Typical tension profiles for an ideal vertical well have the full weight of tools and cable at the top of the well, which drops to the weight of the tool at the bottom, similar to the profile shown below. Today, a large percentage of wells are deviated or horizontal, which changes the ideal tension profiles. Abnormal well conditions, pump-down operations, excessive tool drag, stuck tools, or the tool or cable being differentially stuck will result in the tension profile changing dramatically and a higher percentage of the full load moving to a point in the cable different from the drum or wellhead.
In an ideal well, the highest tensions are at the lowest temperatures, and the lowest tensions are at the highest temperatures. With the growth of the horizontal market and advancements in thermal technologies today, this is only sometimes the case. Combining the higher temperatures with higher tensions creates a challenging environment for the wireline and one that the operator needs to be aware of.
As the wireline enters the wellbore, it increases in temperature over time. For example, in a dry gas well, it takes about one hour for the core of a 9/32-inch cable to increase in temperature from 60°F to 450°F. The same cable in a fluid-filled well may heat up in several minutes. If you can perform the operations in less time, the plastic remains hard, and there is less potential for damage to the cable. In most wells, the time duration of exposure to the cable at the highest temperature is the least because this peak temperature occurs at the deepest part of the well. However, this is not always the case, as previously discussed. Understanding the relationship between time, temperature, and tension helps to ensure you select the best cable for your operations.

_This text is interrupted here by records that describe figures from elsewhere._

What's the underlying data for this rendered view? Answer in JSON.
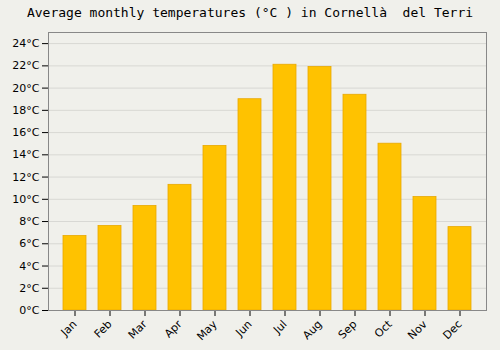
{
  "chart_data": {
    "type": "bar",
    "title": "Average monthly temperatures (°C ) in Cornellà  del Terri",
    "categories": [
      "Jan",
      "Feb",
      "Mar",
      "Apr",
      "May",
      "Jun",
      "Jul",
      "Aug",
      "Sep",
      "Oct",
      "Nov",
      "Dec"
    ],
    "values": [
      6.7,
      7.6,
      9.4,
      11.3,
      14.8,
      19.0,
      22.1,
      21.9,
      19.4,
      15.0,
      10.2,
      7.5
    ],
    "color": "#FFC200",
    "ylim": [
      0,
      25
    ],
    "yticks": [
      {
        "value": 0,
        "label": "0°C"
      },
      {
        "value": 2,
        "label": "2°C"
      },
      {
        "value": 4,
        "label": "4°C"
      },
      {
        "value": 6,
        "label": "6°C"
      },
      {
        "value": 8,
        "label": "8°C"
      },
      {
        "value": 10,
        "label": "10°C"
      },
      {
        "value": 12,
        "label": "12°C"
      },
      {
        "value": 14,
        "label": "14°C"
      },
      {
        "value": 16,
        "label": "16°C"
      },
      {
        "value": 18,
        "label": "18°C"
      },
      {
        "value": 20,
        "label": "20°C"
      },
      {
        "value": 22,
        "label": "22°C"
      },
      {
        "value": 24,
        "label": "24°C"
      }
    ],
    "grid": true
  }
}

To achieve the most extended life from cables operating under elevated temperatures, it is imperative that you first start with a manufacturer that understands the intricacies of working in these harsh environments and has invested in the equipment and expertise to manufacture the best possible product. Combining field experience with manufacturing expertise to select the best cable to meet your operating parameters and ensuring the cable remains in excellent working condition are key to success. Quality’s constant development of process improvements, unique synchronous drive system, advanced extrusion system, and search for new and improved products have kept Quality at the forefront of higher success in deep/hot challenging wellbore environments.